Usia kandungan Shani memang sudah memasuki bulan ke 9. Kata dokter pun kelahiran bayi nya hanya tinggal menghitung hari. Namun siapa sangka bahwa bayi kecilnya ingin keluar hari ini.
Dengan wajah gelisah, Gre terus melajukan mobilnya dengan kecepatan tinggi menuju rumah sakit yang sudah di shareloc oleh ibu mertua nya. Tak lupa, Gre pun menghubungi kedua orang tua nya.
Sesampainya di rumah sakit, Gre langsung berlari dengan tergesa-gesa menuju ruang bersalin. Saat tiba di dalam ruangan, ternyata Shani tengah berjalan-jalan kecil di dampingi oleh ibu nya.
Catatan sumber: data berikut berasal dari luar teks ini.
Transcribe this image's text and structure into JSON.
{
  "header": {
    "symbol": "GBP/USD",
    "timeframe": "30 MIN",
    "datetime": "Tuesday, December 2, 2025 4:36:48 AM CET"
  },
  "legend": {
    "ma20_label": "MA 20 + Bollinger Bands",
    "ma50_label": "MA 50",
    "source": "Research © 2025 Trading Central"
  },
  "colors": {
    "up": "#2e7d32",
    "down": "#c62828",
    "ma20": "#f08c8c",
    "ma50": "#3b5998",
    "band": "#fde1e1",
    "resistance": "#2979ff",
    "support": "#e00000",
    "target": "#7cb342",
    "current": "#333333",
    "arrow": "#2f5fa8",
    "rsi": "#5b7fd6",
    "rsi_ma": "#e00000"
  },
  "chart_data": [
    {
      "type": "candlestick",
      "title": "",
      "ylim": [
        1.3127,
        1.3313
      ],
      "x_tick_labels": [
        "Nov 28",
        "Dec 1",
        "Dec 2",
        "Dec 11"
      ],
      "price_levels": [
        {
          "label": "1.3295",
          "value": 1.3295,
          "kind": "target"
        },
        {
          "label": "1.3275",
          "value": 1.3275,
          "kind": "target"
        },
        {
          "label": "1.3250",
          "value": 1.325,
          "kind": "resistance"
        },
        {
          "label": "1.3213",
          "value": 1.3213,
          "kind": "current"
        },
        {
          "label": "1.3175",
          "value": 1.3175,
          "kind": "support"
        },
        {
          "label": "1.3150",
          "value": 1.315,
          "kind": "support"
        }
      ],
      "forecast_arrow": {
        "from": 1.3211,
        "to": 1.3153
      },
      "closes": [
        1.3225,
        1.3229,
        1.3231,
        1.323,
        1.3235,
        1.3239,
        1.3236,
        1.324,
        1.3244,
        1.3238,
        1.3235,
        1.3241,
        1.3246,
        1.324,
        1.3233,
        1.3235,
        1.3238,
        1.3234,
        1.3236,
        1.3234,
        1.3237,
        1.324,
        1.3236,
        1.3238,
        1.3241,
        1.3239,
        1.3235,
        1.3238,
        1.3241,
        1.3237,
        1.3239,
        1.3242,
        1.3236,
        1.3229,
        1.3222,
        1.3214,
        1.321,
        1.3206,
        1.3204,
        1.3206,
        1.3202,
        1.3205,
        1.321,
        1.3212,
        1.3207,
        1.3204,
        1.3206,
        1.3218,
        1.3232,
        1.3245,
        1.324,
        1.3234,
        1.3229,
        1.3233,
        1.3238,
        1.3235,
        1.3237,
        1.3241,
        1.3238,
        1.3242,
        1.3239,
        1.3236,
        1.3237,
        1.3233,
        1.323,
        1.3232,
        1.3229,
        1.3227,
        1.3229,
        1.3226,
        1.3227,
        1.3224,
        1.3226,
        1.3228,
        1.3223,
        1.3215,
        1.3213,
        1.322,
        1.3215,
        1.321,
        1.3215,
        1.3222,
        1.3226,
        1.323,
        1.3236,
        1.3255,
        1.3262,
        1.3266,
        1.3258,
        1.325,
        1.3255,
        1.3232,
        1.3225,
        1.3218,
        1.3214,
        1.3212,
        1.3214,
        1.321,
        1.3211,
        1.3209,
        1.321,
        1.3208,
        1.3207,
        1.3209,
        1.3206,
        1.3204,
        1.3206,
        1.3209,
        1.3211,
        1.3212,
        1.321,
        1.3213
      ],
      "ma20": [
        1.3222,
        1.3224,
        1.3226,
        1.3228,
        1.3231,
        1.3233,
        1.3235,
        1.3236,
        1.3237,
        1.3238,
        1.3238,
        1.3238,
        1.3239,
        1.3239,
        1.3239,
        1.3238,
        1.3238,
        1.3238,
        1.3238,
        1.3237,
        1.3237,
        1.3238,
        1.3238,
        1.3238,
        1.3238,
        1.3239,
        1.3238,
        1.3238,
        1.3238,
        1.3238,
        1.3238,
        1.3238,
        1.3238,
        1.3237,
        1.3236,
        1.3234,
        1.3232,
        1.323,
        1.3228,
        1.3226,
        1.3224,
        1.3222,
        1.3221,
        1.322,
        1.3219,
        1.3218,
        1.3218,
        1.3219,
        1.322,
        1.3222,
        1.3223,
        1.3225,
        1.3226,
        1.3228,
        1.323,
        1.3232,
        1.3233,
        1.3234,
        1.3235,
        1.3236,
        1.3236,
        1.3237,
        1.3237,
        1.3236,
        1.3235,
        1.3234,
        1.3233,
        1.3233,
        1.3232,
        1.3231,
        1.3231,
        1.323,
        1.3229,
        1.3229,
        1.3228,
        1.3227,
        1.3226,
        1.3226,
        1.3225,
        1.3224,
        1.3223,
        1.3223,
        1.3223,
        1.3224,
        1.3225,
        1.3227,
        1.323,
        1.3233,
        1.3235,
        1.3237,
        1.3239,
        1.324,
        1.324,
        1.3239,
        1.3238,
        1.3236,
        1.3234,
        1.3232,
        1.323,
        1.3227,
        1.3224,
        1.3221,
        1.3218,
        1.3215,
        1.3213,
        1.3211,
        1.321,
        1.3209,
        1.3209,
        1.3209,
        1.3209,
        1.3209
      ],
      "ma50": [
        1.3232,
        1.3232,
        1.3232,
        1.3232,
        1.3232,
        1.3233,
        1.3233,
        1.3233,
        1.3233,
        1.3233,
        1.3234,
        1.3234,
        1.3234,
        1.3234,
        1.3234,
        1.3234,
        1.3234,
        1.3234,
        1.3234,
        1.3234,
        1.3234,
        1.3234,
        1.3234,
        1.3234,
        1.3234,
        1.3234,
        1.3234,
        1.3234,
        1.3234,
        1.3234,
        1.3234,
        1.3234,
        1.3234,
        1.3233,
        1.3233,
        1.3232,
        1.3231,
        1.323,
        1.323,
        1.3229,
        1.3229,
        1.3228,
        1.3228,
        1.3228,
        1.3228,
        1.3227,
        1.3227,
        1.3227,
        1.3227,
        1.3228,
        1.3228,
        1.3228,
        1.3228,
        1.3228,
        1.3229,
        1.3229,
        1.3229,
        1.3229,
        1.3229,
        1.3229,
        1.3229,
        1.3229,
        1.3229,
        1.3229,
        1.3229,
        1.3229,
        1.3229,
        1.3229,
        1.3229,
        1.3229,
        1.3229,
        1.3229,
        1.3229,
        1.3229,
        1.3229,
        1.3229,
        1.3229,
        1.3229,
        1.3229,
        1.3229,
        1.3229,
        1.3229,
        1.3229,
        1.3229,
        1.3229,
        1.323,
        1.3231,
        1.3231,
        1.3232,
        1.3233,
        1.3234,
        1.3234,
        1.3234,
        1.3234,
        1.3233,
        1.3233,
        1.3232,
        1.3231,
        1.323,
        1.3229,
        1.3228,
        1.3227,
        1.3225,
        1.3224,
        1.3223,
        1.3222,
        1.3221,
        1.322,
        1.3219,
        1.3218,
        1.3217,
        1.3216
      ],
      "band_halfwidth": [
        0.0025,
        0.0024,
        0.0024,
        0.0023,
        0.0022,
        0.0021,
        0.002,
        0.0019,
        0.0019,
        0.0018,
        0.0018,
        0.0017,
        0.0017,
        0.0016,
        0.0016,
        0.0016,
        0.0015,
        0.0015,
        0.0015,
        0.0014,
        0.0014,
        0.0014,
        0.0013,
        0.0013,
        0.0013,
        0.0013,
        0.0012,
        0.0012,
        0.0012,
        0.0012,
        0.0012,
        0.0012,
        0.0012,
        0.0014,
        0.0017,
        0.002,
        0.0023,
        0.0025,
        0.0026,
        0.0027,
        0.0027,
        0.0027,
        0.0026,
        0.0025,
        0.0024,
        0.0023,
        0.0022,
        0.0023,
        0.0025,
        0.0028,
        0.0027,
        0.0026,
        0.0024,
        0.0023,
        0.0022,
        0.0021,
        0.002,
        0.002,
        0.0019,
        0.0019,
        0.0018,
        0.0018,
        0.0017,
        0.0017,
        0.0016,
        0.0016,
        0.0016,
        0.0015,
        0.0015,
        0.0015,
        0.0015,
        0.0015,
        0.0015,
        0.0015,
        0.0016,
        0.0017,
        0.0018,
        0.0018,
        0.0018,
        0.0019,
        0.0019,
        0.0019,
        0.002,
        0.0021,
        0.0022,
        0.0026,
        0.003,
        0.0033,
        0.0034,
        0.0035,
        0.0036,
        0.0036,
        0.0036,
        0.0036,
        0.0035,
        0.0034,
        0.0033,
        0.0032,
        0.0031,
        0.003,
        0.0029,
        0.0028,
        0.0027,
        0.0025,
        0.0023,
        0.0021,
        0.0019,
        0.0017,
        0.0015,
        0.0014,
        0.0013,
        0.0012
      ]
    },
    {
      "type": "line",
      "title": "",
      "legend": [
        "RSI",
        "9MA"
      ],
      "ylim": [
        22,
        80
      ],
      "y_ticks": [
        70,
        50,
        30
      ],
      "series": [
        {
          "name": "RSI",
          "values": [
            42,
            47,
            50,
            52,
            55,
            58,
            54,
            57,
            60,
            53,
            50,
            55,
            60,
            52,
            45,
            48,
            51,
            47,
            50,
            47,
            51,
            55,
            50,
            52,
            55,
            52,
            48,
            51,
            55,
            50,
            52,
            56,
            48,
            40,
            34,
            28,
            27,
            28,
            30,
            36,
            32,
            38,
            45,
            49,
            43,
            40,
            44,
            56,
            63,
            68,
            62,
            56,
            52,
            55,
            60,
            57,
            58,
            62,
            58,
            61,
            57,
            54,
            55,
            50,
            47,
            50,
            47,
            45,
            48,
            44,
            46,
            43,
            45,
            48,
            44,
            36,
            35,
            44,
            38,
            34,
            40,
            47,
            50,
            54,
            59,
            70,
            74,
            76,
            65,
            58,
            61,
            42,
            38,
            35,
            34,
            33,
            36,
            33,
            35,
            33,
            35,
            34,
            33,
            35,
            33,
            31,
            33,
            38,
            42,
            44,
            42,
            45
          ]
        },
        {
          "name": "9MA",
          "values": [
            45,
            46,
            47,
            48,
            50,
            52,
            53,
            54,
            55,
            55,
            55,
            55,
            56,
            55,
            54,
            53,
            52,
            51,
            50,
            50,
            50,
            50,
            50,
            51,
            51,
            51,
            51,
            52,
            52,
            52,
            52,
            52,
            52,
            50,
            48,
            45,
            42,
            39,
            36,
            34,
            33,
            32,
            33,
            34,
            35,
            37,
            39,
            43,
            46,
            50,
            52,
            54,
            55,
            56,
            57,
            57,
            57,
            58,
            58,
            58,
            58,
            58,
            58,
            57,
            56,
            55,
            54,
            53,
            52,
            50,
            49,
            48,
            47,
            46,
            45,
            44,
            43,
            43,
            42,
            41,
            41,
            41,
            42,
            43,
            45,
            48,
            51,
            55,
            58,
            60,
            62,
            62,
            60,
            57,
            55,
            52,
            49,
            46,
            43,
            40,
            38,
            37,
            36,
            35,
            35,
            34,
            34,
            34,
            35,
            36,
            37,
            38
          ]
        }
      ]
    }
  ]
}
Sesekali terlihat ringisan di wajah istri nya itu, Gre tak tega. Ingin meminta Shani duduk saja, tapi ini semua perintah dari dokter.
"Tarik nafas, buang.." titah Gre pada Shani. Dan Shani mengikuti perintah suami nya.
"Ayo, lagi."
"Sakit Gre." refleks Shani meremas lengan Gre hingga meninggalkan jejak kemerahan.
"Aku disini sayang." Gracio mengecup puncak kepala Shani yang sudah penuh keringat, menyandarkan kepala istrinya di dada bidang miliknya.
Gre mengusap kasar wajah nya. Detik-detik menegangkan. Dimana nyawa Shani di pertaruhkan. Ia harap, bayi dan istri nya selamat.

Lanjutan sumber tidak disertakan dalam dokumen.